I watched HBO’s film Game Change tonight, about the rise and fall of Sarah Palin in the 2008 presidential race. It was pretty good! Which is to say that it makes Palin look pretty bad.
As presented in the film, Palin is not merely uninterested in filling the gaps in her understanding of domestic and foreign policy, but is actually incapable of learning anything even when she tries. Her decent performance in the debate with Joe Biden is presented, quite correctly, as the result of pure cynicism. When her prep team realizes that it is simply impossible to bring her up to speed on the issues likely to arise in the debate, they teach her instead to recite a few lines and to pivot any time things stray into deep waters. She is presented as paranoid, arrogant and selfish, blaming everyone but herself for her failures. After the Biden debate she decides that she is the centerpiece of the campaign, to the point of even wanting to give a concession speech when McCain ultimately loses the election. She is presented as a religious fanatic who sees her candidacy as divinely ordained. In short, it’s hard to imagine how she could have come off looking worse.
For example, in one scene we see two foreign policy experts being brought in to coach Palin.
They begin talking about the subtle geopolitical issues they intend to discuss with her. Campaign officials shuffle around, clearly embarrassed, and explain that they may have to start with simpler fare. The film then cuts to a scene of the experts, now with Palin, pointing out the location of Germany on a map.
Get the idea?
There is an odd scene early on where Palin is asked by Steve Schmidt, McCain’s chief strategist, whether she accepts the theory of evolution. She replies that she does, but that she also sees the hand of God when she considers nature. That was precisely the reply given by McCain in one of the Republican debates that year. (More precisely, he initially said forthrightly that he accepted evolution. Then, when he realized that answer could get him into trouble with the base, he added, as an afterthought, that he saw the hand of God in a beautiful sunset.) But that is not Palin’s view on evolution.
In it’s own review of the film, the L. A. Times comes to a different conclusion:
But the overall atmosphere of the film is surprisingly kind to all, much more fatalistic than hypercritical and certainly not derisive. Palin’s rise and fall is depicted as series of bad decisions made in relatively good faith that lead up to a hideous car crash.

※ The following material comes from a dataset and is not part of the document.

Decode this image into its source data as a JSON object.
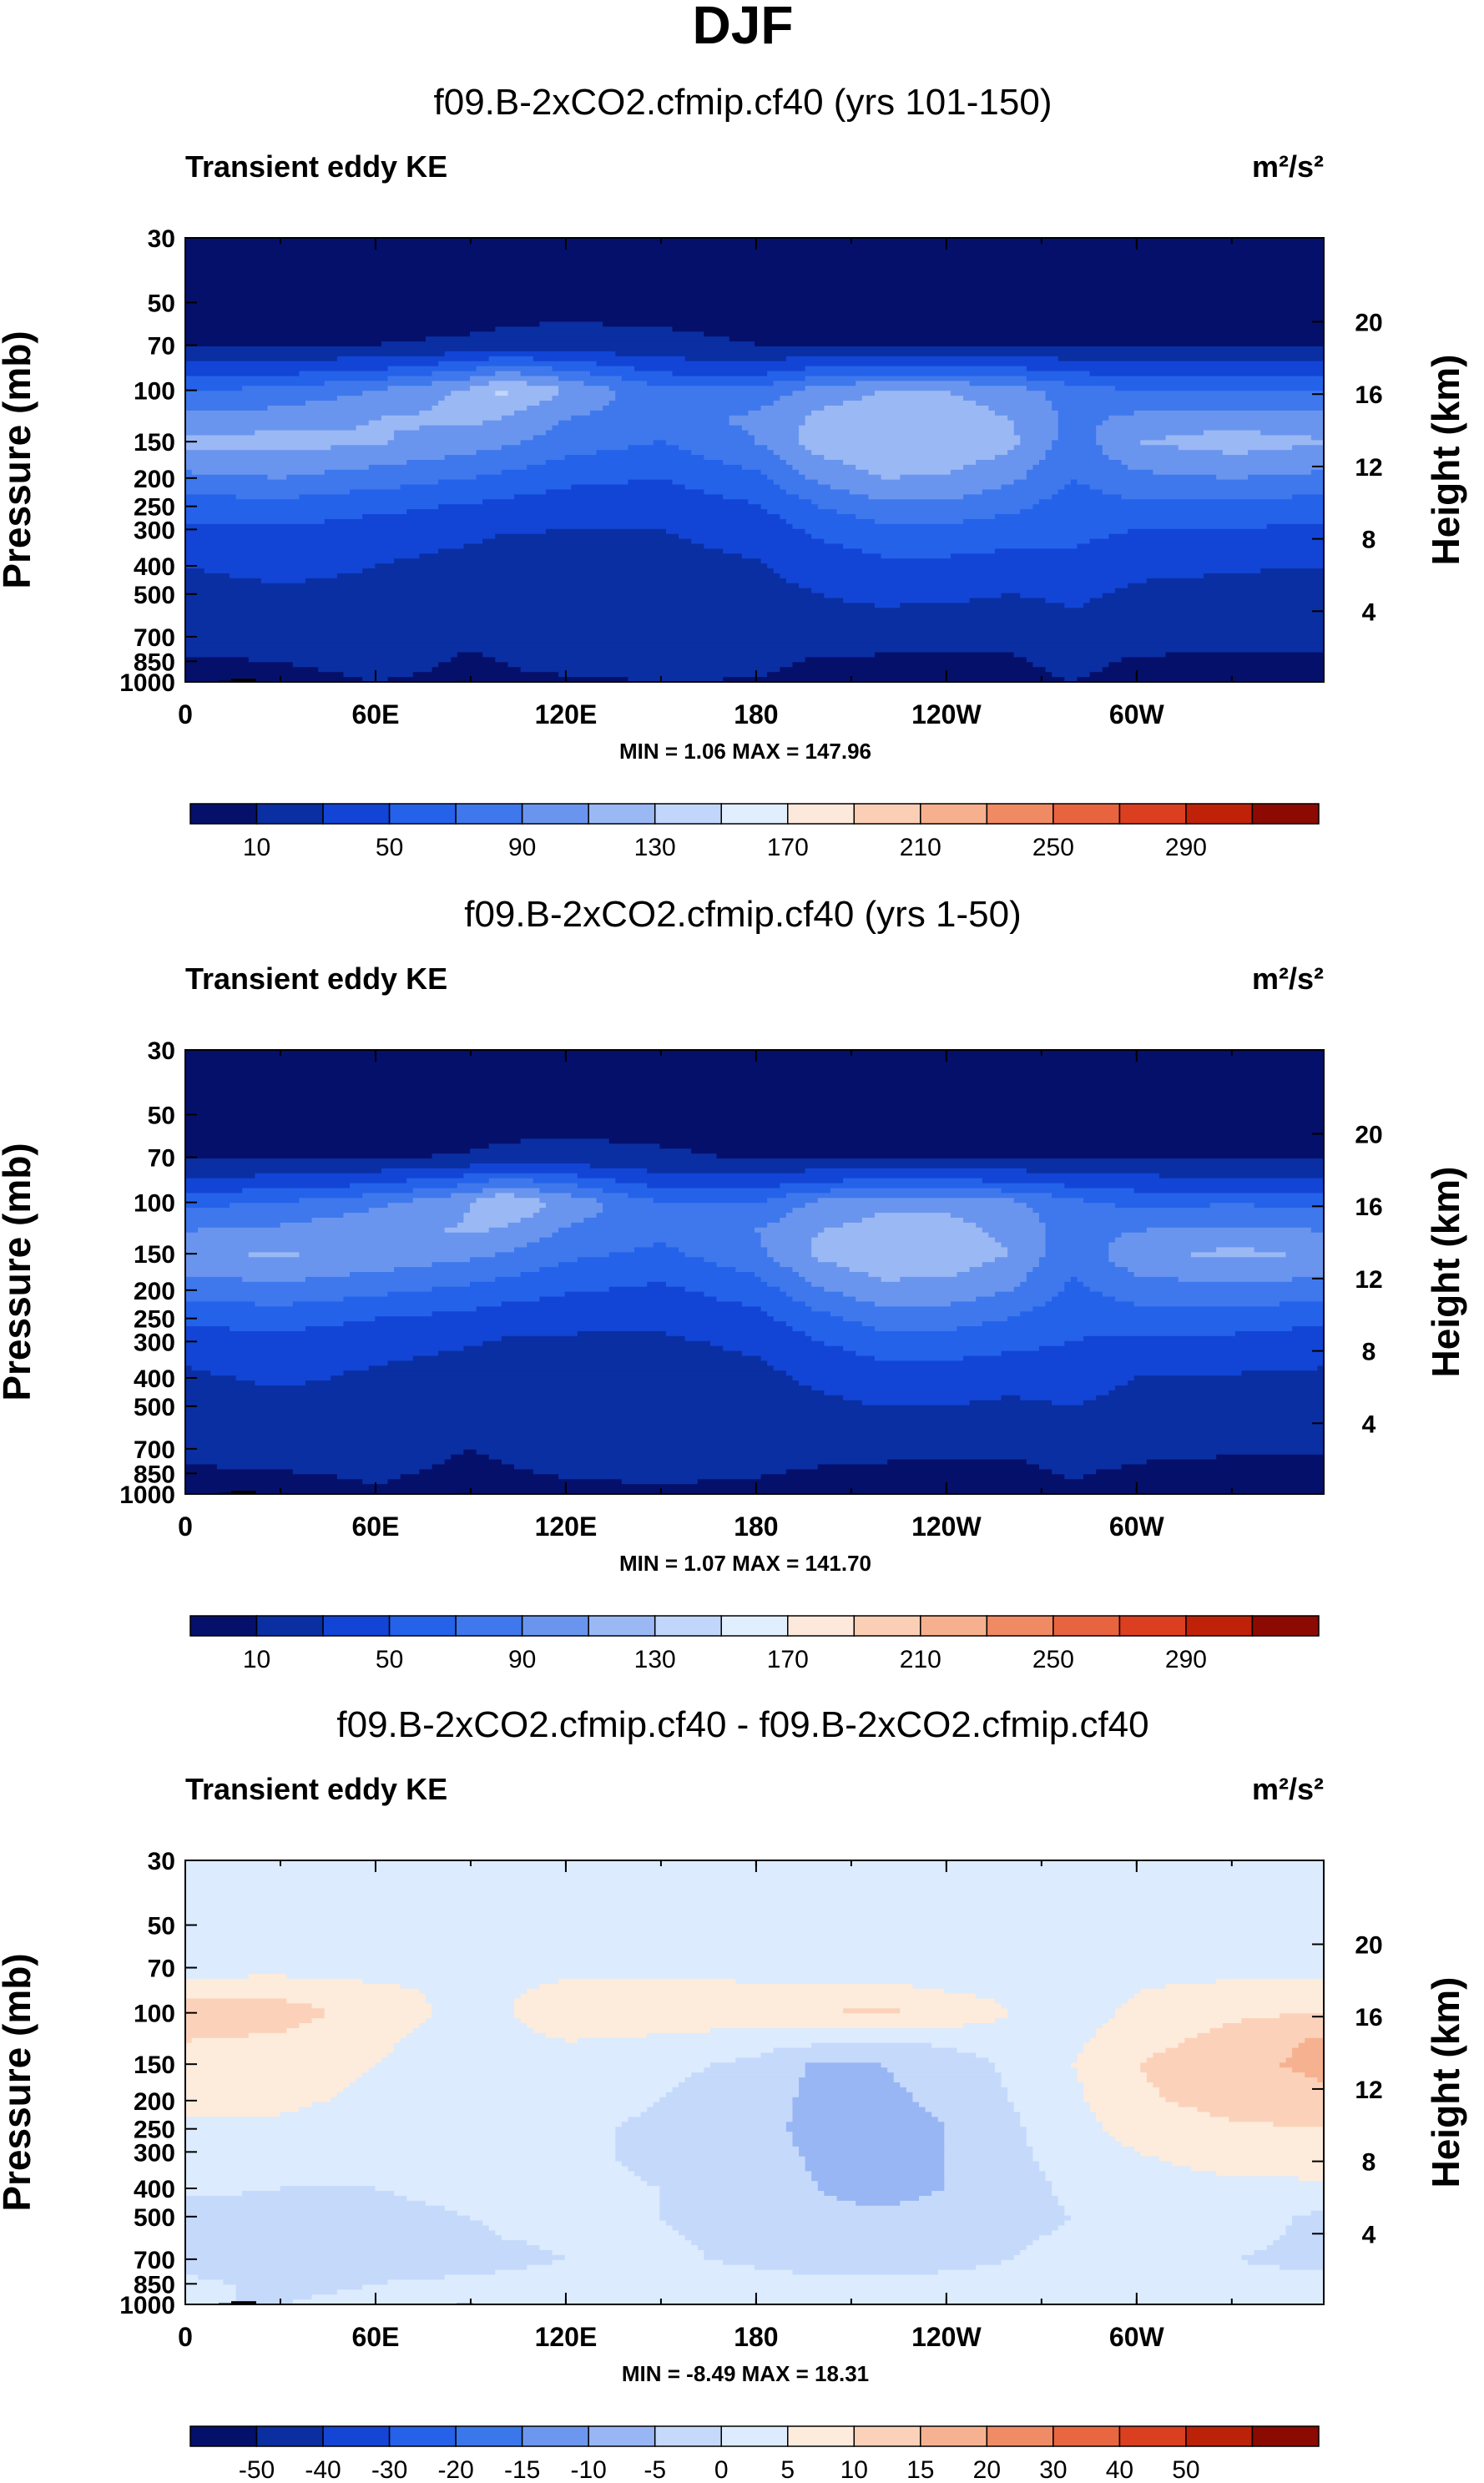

They saw a different film . The film I saw presented Palin’s rise as the result of a cynical campaign so desperate for a politically savvy choice that they didn’t care about doing any serious vetting, and her fall as being entirely the result of her own considerable failings.
Here’s another place where I disagree with the Times review:
There is a truly heartbreaking moment in “Game Change,” the HBO film about Sarah Palin’s run for vice president. It comes after Palin (Julianne Moore) has made her galvanizing speech at the Republican National Convention accepting the nomination as John McCain’s (Ed Harris) running mate and is drawing jaw-dropping crowds to her meet and greets. Footage is shown of the people waiting hours to meet her, including one rather large and nondescript woman who looks straight at the camera and says: “I have five kids. She’s talking to me, and no one ever talks to me.”
Never mind the lessons that current political candidates might learn from this moment; here it serves as a powerful and necessary reminder of what Palin represented in the early days following McCain’s decision. For many Americans, and not all of them McCain supporters or even Republicans, Sarah Palin provided, if only briefly, an unexpected vision of hope, a chance to see what would happen if a no-nonsense, non-Ivy League mother of five suddenly became a player in national politics.
Perhaps I’m just overly cynical, but that scene didn’t strike me as heartbreaking at all. It comes right after Palin is shown speaking in substance-free soundbites at the convention and at her public speeches. They then cut to a handful of voters being impressed by her sincerity. To me it seemed the film was simply mocking the sorts of people who found Palin appealing. Throughout, all of the intelligent, knowledgeable characters are simply horrified by the thought that she could be a heartbeat away from the Presidency.
McCain is presented as a saint, which is annoying since it is plainly absurd given everything we now know about the 2008 campaign. And while Palin is presented as deeply ignorant and emotionally unstable, she is also presented as basically decent and fiercely devoted to her family. So the film is certainly not the hatchet job she so richly deserved and which would have been more historically accurate. But for all of that no one watching the film could possibly come away thinking very positively of Palin. It’s worth watching if you have the opportunity.